Coalescence’s #ShePersisted play reading festival, originally scheduled in February, was postponed as a direct result of the omicron variant. The festival, which highlights female, femme-identified non-binary and transgender experiences, will now take place April 29 at the Normal Theater in Uptown. Assistant executive director and festival curator Rachel Hettrick said omicron’s high infection rate could have hamstrung the project, so they chose to delay.

“Because so many of our pieces deal with identity and are multicultural and multiracial, we may not be able to have one understudy for each show,” Hettrick said. “In a lot of shows, you could swing anyone into a role. We have some very specific requirements for some of our roles. So, it isn’t as easy as just putting the next person in.”

While the performing arts — theater, dance and live music — more directly rely on ticket sales to stay afloat, visual art organizations also have found the pandemic challenging.

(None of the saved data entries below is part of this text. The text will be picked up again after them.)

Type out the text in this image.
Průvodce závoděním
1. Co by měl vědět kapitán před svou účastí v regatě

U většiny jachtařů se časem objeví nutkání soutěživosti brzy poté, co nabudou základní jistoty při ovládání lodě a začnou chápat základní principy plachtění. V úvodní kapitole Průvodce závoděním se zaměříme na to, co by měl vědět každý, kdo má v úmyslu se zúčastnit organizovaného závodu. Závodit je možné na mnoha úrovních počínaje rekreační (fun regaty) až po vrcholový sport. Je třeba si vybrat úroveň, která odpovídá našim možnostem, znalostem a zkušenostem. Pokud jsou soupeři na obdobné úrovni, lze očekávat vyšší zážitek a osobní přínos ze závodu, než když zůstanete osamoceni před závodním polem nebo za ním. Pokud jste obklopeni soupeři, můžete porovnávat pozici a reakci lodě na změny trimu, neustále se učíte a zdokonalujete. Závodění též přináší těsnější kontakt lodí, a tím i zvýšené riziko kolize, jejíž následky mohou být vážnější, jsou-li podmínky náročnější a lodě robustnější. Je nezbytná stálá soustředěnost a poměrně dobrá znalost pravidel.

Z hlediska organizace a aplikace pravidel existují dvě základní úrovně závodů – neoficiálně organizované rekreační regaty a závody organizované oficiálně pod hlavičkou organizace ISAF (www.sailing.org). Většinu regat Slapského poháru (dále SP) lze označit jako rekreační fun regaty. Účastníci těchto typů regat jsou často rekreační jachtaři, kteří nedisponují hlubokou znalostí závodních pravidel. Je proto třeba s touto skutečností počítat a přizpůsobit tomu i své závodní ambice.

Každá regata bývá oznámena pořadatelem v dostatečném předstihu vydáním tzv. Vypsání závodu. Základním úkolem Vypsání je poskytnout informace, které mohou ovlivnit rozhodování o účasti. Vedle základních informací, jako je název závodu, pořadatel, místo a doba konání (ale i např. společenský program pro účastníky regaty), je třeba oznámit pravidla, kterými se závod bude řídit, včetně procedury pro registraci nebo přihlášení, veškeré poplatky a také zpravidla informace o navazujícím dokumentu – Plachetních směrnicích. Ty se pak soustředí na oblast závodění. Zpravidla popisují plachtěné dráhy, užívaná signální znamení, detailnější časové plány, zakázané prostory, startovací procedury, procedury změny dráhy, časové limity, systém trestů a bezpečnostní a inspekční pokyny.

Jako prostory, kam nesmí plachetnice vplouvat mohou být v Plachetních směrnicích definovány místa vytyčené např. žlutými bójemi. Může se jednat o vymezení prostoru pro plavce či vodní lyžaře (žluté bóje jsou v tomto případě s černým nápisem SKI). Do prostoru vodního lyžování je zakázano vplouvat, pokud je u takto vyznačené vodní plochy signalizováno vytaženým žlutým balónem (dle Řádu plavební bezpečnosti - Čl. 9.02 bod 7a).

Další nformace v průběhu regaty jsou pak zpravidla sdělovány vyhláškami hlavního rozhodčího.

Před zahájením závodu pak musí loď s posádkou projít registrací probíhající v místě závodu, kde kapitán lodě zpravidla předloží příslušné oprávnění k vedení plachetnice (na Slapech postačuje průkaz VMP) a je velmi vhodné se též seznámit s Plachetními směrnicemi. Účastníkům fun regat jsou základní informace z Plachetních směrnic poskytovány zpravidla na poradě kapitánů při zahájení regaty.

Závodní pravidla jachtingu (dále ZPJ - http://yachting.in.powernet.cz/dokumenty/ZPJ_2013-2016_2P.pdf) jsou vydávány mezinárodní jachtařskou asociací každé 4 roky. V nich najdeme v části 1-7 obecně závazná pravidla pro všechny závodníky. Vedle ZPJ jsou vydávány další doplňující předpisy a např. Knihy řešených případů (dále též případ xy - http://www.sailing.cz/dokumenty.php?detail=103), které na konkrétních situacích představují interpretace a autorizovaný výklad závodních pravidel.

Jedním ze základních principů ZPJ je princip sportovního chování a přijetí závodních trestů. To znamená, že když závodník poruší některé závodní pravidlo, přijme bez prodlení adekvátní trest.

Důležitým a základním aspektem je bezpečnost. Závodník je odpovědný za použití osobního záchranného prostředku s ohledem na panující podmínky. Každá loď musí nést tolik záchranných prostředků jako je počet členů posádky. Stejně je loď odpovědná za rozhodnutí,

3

Foot traffic is down at McLean County Arts Center, and while exhibits are free to the public, memberships, class fees and donations keep the doors open. Executive director Doug Johnson said gallery viewership and artist receptions have been smaller, and class offerings have been reduced.

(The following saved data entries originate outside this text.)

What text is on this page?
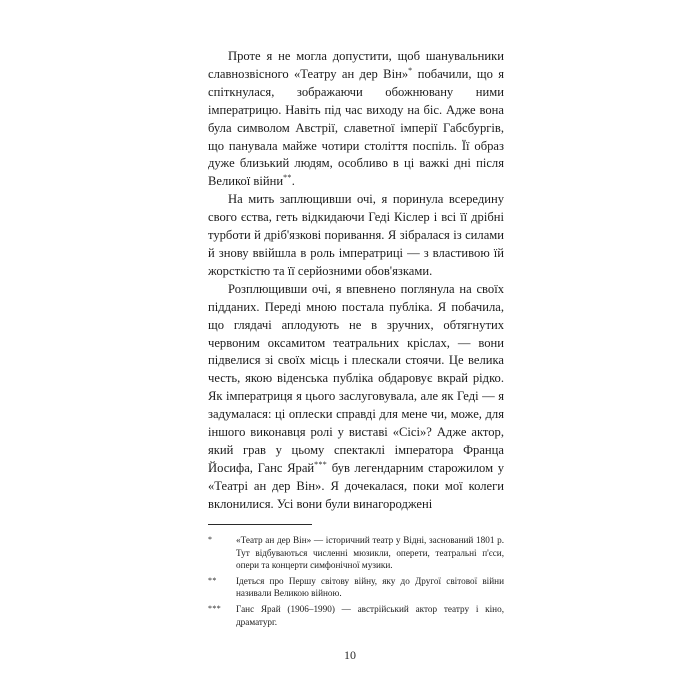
Проте я не могла допустити, щоб шанувальники славнозвісного «Театру ан дер Він»* побачили, що я спіткнулася, зображаючи обожнювану ними імператрицю. Навіть під час виходу на біс. Адже вона була символом Австрії, славетної імперії Габсбургів, що панувала майже чотири століття поспіль. Її образ дуже близький людям, особливо в ці важкі дні після Великої війни**.

На мить заплющивши очі, я поринула всередину свого єства, геть відкидаючи Геді Кіслер і всі її дрібні турботи й дріб'язкові поривання. Я зібралася із силами й знову ввійшла в роль імператриці — з властивою їй жорсткістю та її серйозними обов'язками.

Розплющивши очі, я впевнено поглянула на своїх підданих. Переді мною постала публіка. Я побачила, що глядачі аплодують не в зручних, обтягнутих червоним оксамитом театральних кріслах, — вони підвелися зі своїх місць і плескали стоячи. Це велика честь, якою віденська публіка обдаровує вкрай рідко. Як імператриця я цього заслуговувала, але як Геді — я задумалася: ці оплески справді для мене чи, може, для іншого виконавця ролі у виставі «Сісі»? Адже актор, який грав у цьому спектаклі імператора Франца Йосифа, Ганс Ярай*** був легендарним старожилом у «Театрі ан дер Він». Я дочекалася, поки мої колеги вклонилися. Усі вони були винагороджені

*	«Театр ан дер Він» — історичний театр у Відні, заснований 1801 р. Тут відбуваються численні мюзикли, оперети, театральні п'єси, опери та концерти симфонічної музики.
**	Ідеться про Першу світову війну, яку до Другої світової війни називали Великою війною.
***	Ганс Ярай (1906–1990) — австрійський актор театру і кіно, драматург.
10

“That’s reduced our income stream for classes significantly, but that said, it’s very difficult to get into one of our classes because they’ve all been full,” Johnson said.

Memberships are holding steady, for now, but Johnson has noticed fluctuations in individual giving and said in order to sustain themselves, the center needs new members. The center also recently completed a necessary capital project when a portion of the Brandt Gallery’s 115-year-old ceiling came down. The renovation cost nearly $200,000.

“We’ve had very generous members of the community that have helped support that, and that’s terrific because it would have shuttered us if we could not offer a safe space. The end result is we have a more beautiful and interactive space than we’ve ever had, but there are always challenges.”

Illinois Art Station cut the ribbon on its new building near Constitution Trail last fall. As the omicron variant surged this winter, executive director Laura Jaster said participation in children’s art programs actually increased “naturally just because of the weather, but also because we’re doing a better job getting the word out.”

Jaster said it's difficult to know if the pandemic has had a direct impact since the plan has always been to slowly scale up.

“Our capacities will be limited because of COVID — we can’t fill our studios — but we’re brand new, so we’re still getting people to come in general,” Jaster said. “We haven’t had to turn anyone away yet. For us, our biggest COVID worry is that we are so new that we don’t want to have to turn people away.”

To be sure, arts organizations have become more nimble and able to adapt to tremendous uncertainty, but arts leaders worry how long they can keep going without more government aid.

New York and California recently passed legislation to provide continued support to arts and culture workers. In his recent budget address, lauding Illinois’ economic recovery, Gov. J.B. Pritzker did not mention the arts. Despite a $5 billion surplus in Illinois’ COVID-19 relief funding, there is currently no line item for artists or arts organizations.

Arts Alliance Illinois is lobbying for an Illinois Creative Future Fund to provide additional emergency aid in these (hopefully) later stages of the pandemic. But a more existential concern is the overall health of the cultural economy at large.

“People are so tired,” said Rice. “Running an arts organization, being a practicing artist or arts educator — all of these roles for the past two years have been so incredibly challenging. Folks are making other decisions, taking new jobs, leaving the sector and leaving the state. This is what we have to prevent.”